Record-high stock prices and a possible change in Federal Reserve policy have heightened the risk of “fragility shocks” hitting equities in the coming months, Bank of America analysts said.
Last week’s sell-off on Tuesday and Wednesday was a sign that investor sentiment remains nervy and could be vulnerable to bigger shocks in the future, analysts including Riddhi Prasad and Benjamin Bowler said in a note on Tuesday.
Stocks have since rebounded to all-time highs, but the analysts said this “will merely encourage more of the investor behavior that historically precedes larger fragility shocks.”
In a note last week, BofA analysts said investors had been drawn into low conviction, momentum-driven positions that could be unwound all at once into an illiquid market if the tide turns.

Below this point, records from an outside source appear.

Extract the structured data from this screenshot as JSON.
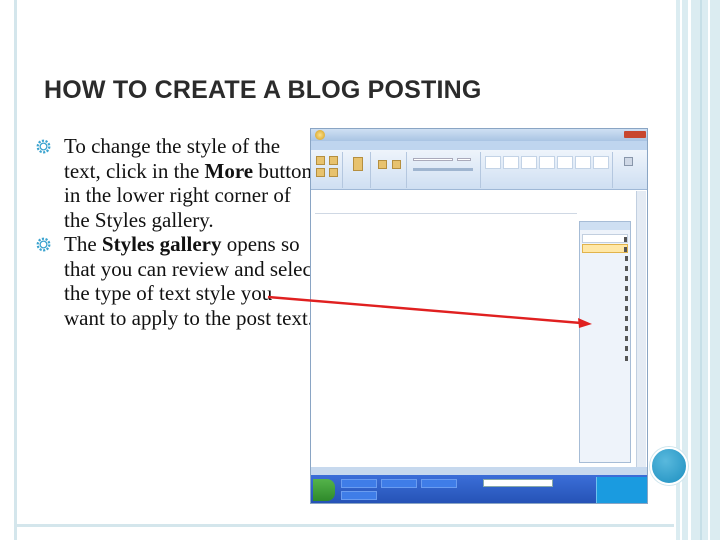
{
  "slide": {
    "title": "HOW TO CREATE A BLOG POSTING",
    "bullets": [
      {
        "before": "To change the style of the text, click in the ",
        "bold": "More",
        "after": " button in the lower right corner of the Styles gallery."
      },
      {
        "before": "The ",
        "bold": "Styles gallery",
        "after": " opens so that you can review and select the type of text style you want to apply to the post text."
      }
    ]
  },
  "colors": {
    "accent_blue": "#1d8fc0",
    "frame": "#d4e6ec",
    "arrow_red": "#e02020"
  },
  "icons": {
    "bullet": "gear-icon"
  }
}
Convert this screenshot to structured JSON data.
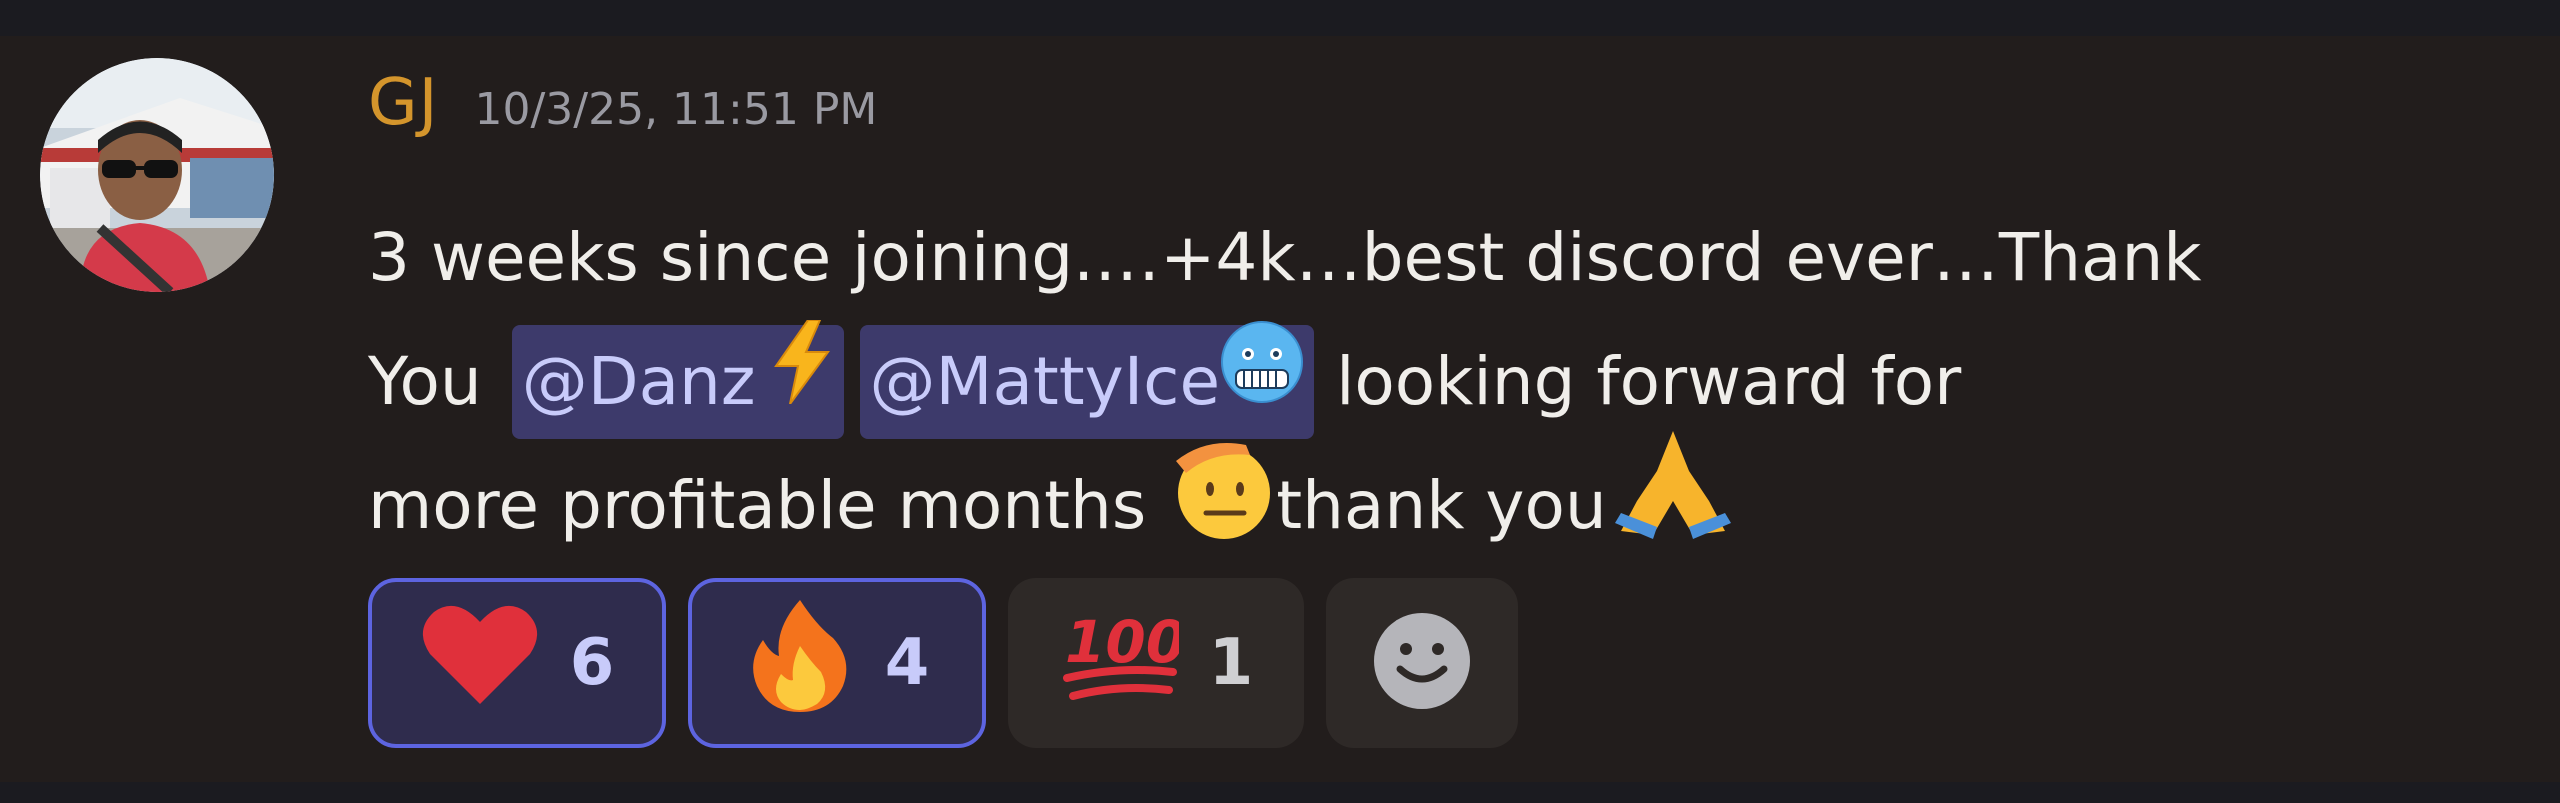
{
  "message": {
    "author": "GJ",
    "timestamp": "10/3/25, 11:51 PM",
    "author_color": "#d4952c",
    "line1": "3 weeks since joining.…+4k…best discord ever…Thank",
    "line2_prefix": "You",
    "mention1": "@Danz",
    "mention1_emoji": "high-voltage-emoji",
    "mention2": "@MattyIce",
    "mention2_emoji": "cold-face-emoji",
    "line2_suffix": "looking forward for",
    "line3_text": "more profitable months",
    "saluting_emoji": "saluting-face-emoji",
    "line3_thanks": "thank you",
    "folded_hands_emoji": "folded-hands-emoji"
  },
  "reactions": [
    {
      "emoji": "red-heart-emoji",
      "count": "6",
      "active": true
    },
    {
      "emoji": "fire-emoji",
      "count": "4",
      "active": true
    },
    {
      "emoji": "hundred-points-emoji",
      "count": "1",
      "active": false
    }
  ],
  "add_reaction_icon": "add-reaction-smiley-icon",
  "colors": {
    "mention_bg": "#3d3a6b",
    "mention_text": "#c8cbfa",
    "active_reaction_border": "#5d64e0",
    "message_bg": "#221d1c"
  }
}
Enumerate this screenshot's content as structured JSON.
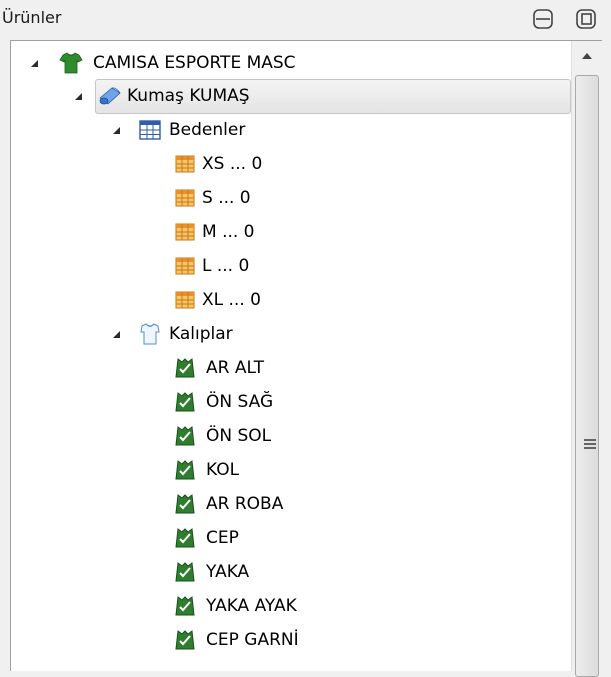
{
  "panel": {
    "title": "Ürünler"
  },
  "tree": {
    "root": {
      "label": "CAMISA ESPORTE MASC",
      "icon": "shirt-icon"
    },
    "fabric": {
      "label": "Kumaş KUMAŞ",
      "icon": "fabric-roll-icon",
      "selected": true
    },
    "sizes_group": {
      "label": "Bedenler",
      "icon": "table-icon"
    },
    "sizes": [
      {
        "label": "XS ... 0",
        "icon": "grid-item-icon"
      },
      {
        "label": "S ... 0",
        "icon": "grid-item-icon"
      },
      {
        "label": "M ... 0",
        "icon": "grid-item-icon"
      },
      {
        "label": "L ... 0",
        "icon": "grid-item-icon"
      },
      {
        "label": "XL ... 0",
        "icon": "grid-item-icon"
      }
    ],
    "patterns_group": {
      "label": "Kalıplar",
      "icon": "pattern-shirt-outline-icon"
    },
    "patterns": [
      {
        "label": "AR ALT",
        "icon": "pattern-piece-icon"
      },
      {
        "label": "ÖN SAĞ",
        "icon": "pattern-piece-icon"
      },
      {
        "label": "ÖN SOL",
        "icon": "pattern-piece-icon"
      },
      {
        "label": "KOL",
        "icon": "pattern-piece-icon"
      },
      {
        "label": "AR ROBA",
        "icon": "pattern-piece-icon"
      },
      {
        "label": "CEP",
        "icon": "pattern-piece-icon"
      },
      {
        "label": "YAKA",
        "icon": "pattern-piece-icon"
      },
      {
        "label": "YAKA AYAK",
        "icon": "pattern-piece-icon"
      },
      {
        "label": "CEP GARNİ",
        "icon": "pattern-piece-icon"
      }
    ]
  },
  "colors": {
    "shirt_green": "#2e8b2e",
    "fabric_blue": "#3a73c9",
    "table_blue": "#2f5ea8",
    "grid_orange": "#f2a33a",
    "pattern_green": "#2f7d2f"
  }
}
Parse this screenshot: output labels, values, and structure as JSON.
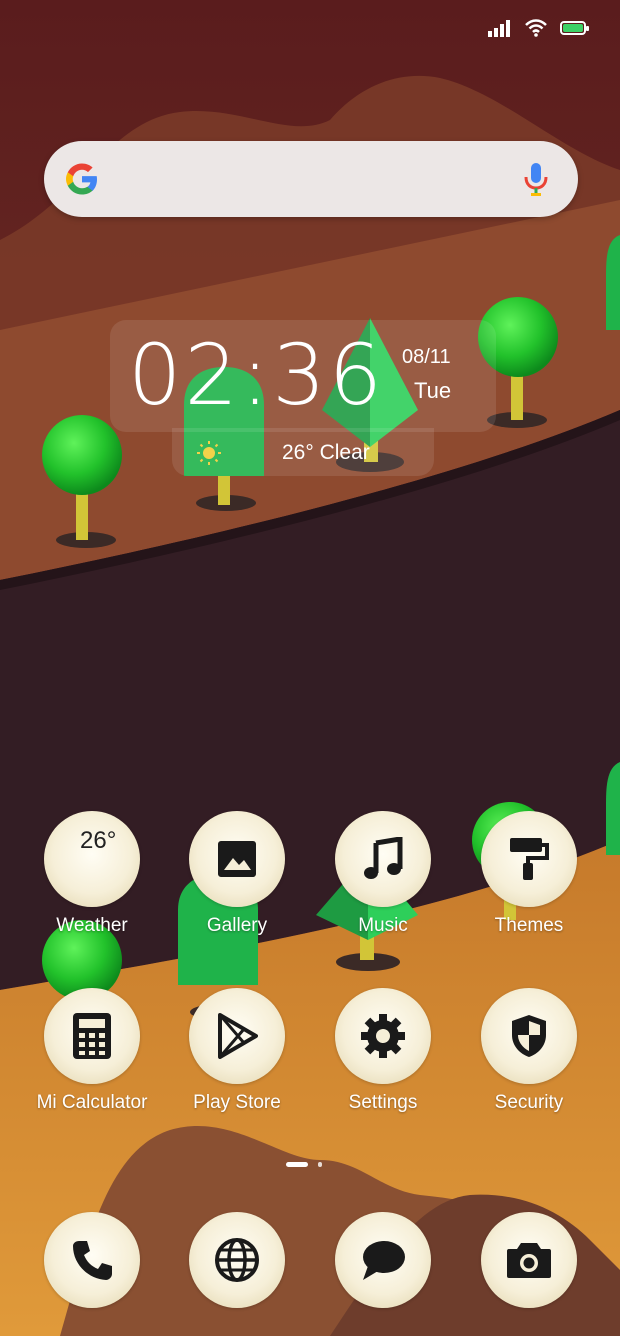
{
  "status_bar": {
    "signal_icon": "signal-icon",
    "wifi_icon": "wifi-icon",
    "battery_icon": "battery-icon",
    "battery_level": 1.0,
    "battery_color": "#3dd166"
  },
  "search_bar": {
    "logo": "google-g-logo",
    "mic_icon": "mic-icon"
  },
  "clock_widget": {
    "time": "02:36",
    "date": "08/11",
    "day": "Tue",
    "weather_icon": "sun-icon",
    "weather": "26° Clear"
  },
  "apps_row1": [
    {
      "label": "Weather",
      "icon": "weather-icon",
      "icon_text": "26°"
    },
    {
      "label": "Gallery",
      "icon": "gallery-icon"
    },
    {
      "label": "Music",
      "icon": "music-note-icon"
    },
    {
      "label": "Themes",
      "icon": "paint-roller-icon"
    }
  ],
  "apps_row2": [
    {
      "label": "Mi Calculator",
      "icon": "calculator-icon"
    },
    {
      "label": "Play Store",
      "icon": "play-store-icon"
    },
    {
      "label": "Settings",
      "icon": "gear-icon"
    },
    {
      "label": "Security",
      "icon": "shield-icon"
    }
  ],
  "dock": [
    {
      "icon": "phone-icon"
    },
    {
      "icon": "globe-icon"
    },
    {
      "icon": "chat-bubble-icon"
    },
    {
      "icon": "camera-icon"
    }
  ],
  "page_indicator": {
    "pages": 2,
    "active": 1
  }
}
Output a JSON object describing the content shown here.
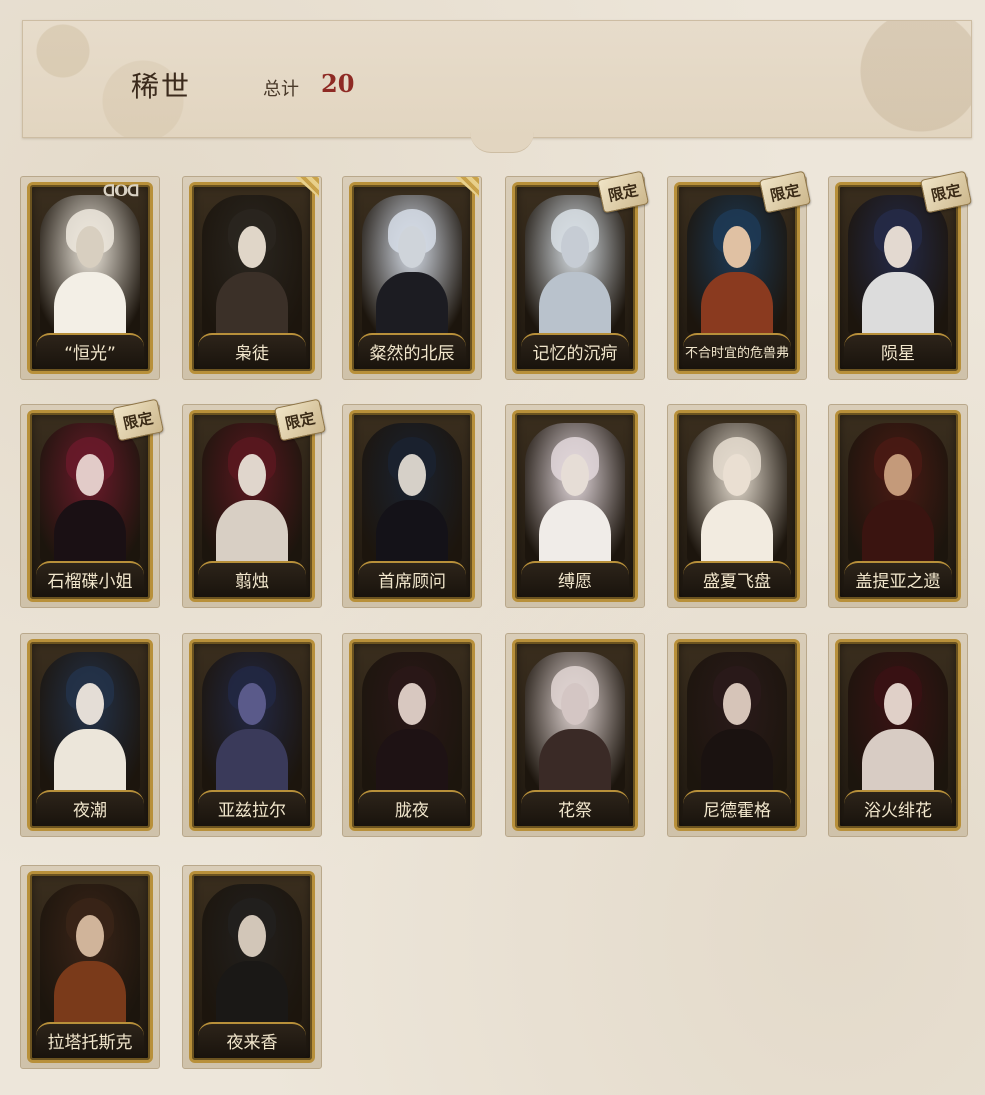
{
  "header": {
    "title": "稀世",
    "total_label": "总计",
    "total_value": "20"
  },
  "badge_label": "限定",
  "corner_text": "ᗡOᗡ",
  "cards": [
    {
      "name": "“恒光”",
      "tag": "corner-text",
      "palette": [
        "#efe9de",
        "#d8cfc0",
        "#f3efe6"
      ]
    },
    {
      "name": "枭徒",
      "tag": "ribbon",
      "palette": [
        "#2a2620",
        "#e0d6c8",
        "#3b3028"
      ]
    },
    {
      "name": "粲然的北辰",
      "tag": "ribbon",
      "palette": [
        "#d6dde8",
        "#cfd4da",
        "#1c1c22"
      ]
    },
    {
      "name": "记忆的沉疴",
      "tag": "limited",
      "palette": [
        "#d9e0e6",
        "#c6ccd4",
        "#b9c2cc"
      ]
    },
    {
      "name": "不合时宜的危兽弗",
      "tag": "limited",
      "palette": [
        "#1d3a56",
        "#e0c1a3",
        "#8a3a1f"
      ]
    },
    {
      "name": "陨星",
      "tag": "limited",
      "palette": [
        "#242a48",
        "#e3d9d0",
        "#dcdcdc"
      ]
    },
    {
      "name": "石榴碟小姐",
      "tag": "limited",
      "palette": [
        "#6a1a2a",
        "#e2cbc8",
        "#1a1014"
      ]
    },
    {
      "name": "翦烛",
      "tag": "limited",
      "palette": [
        "#5a1820",
        "#e0d6cc",
        "#d8cfc4"
      ]
    },
    {
      "name": "首席顾问",
      "tag": "",
      "palette": [
        "#1a2230",
        "#d6d0c8",
        "#141218"
      ]
    },
    {
      "name": "缚愿",
      "tag": "",
      "palette": [
        "#e3d8dc",
        "#e6ddd6",
        "#f0ece8"
      ]
    },
    {
      "name": "盛夏飞盘",
      "tag": "",
      "palette": [
        "#e6ddd0",
        "#eadfd2",
        "#f2ebe0"
      ]
    },
    {
      "name": "盖提亚之遗",
      "tag": "",
      "palette": [
        "#4a1a14",
        "#c49a7a",
        "#3a1410"
      ]
    },
    {
      "name": "夜潮",
      "tag": "",
      "palette": [
        "#23324a",
        "#e4ddd6",
        "#ece6da"
      ]
    },
    {
      "name": "亚兹拉尔",
      "tag": "",
      "palette": [
        "#222844",
        "#5a5a8a",
        "#3a3a5a"
      ]
    },
    {
      "name": "胧夜",
      "tag": "",
      "palette": [
        "#2a1818",
        "#d8c8c0",
        "#1e1214"
      ]
    },
    {
      "name": "花祭",
      "tag": "",
      "palette": [
        "#e2d6d4",
        "#d4c6c4",
        "#3a2a26"
      ]
    },
    {
      "name": "尼德霍格",
      "tag": "",
      "palette": [
        "#2a1a1a",
        "#d6c4b8",
        "#1a1210"
      ]
    },
    {
      "name": "浴火绯花",
      "tag": "",
      "palette": [
        "#3a1214",
        "#e0d0c8",
        "#d8ccc4"
      ]
    },
    {
      "name": "拉塔托斯克",
      "tag": "",
      "palette": [
        "#3a2418",
        "#d0b49a",
        "#7a3a1a"
      ]
    },
    {
      "name": "夜来香",
      "tag": "",
      "palette": [
        "#22201e",
        "#d2c6b8",
        "#1a1816"
      ]
    }
  ]
}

The bank’s analysts said in their latest note they’re particularly concerned about the potential risks surrounding a possible change in Federal Reserve policy, as the central bank debates when to start withdrawing support for the economy.
“We believe the US equity market is underpricing the risks of a looming tapering cycle. After all, the equity market has feasted on record monetary support post-COVID, and the Fed’s outlook remains impaired by the extreme uncertainty in the macro forecasts on which they base their decisions.”
The analysts did not spell out their exact definition of a fragility shock, but implied that it meant a relatively sharp drop in stock prices.
However, BofA acknowledged that last week’s market sell-off had been met by investors rushing to “buy the dip” in stocks, pushing them back higher. The analysts said that “the jury is out on whether these mini-selloffs are just a feature of today’s market or foreshocks preceding a larger fragility event.”
The S&P 500, the benchmark US stock index, has risen more than 90% since hitting a pandemic low in March 2020. It has consistently hit record highs over the last few months.
In the note last week, BofA said Federal Reserve Chair Jerome Powell’s speech at the virtual Jackson Hole meeting of central bankers on Friday could trigger stock market volatility. It also highlighted August US payrolls data, due on September 3, and the September 22 Fed meeting as potential catalysts.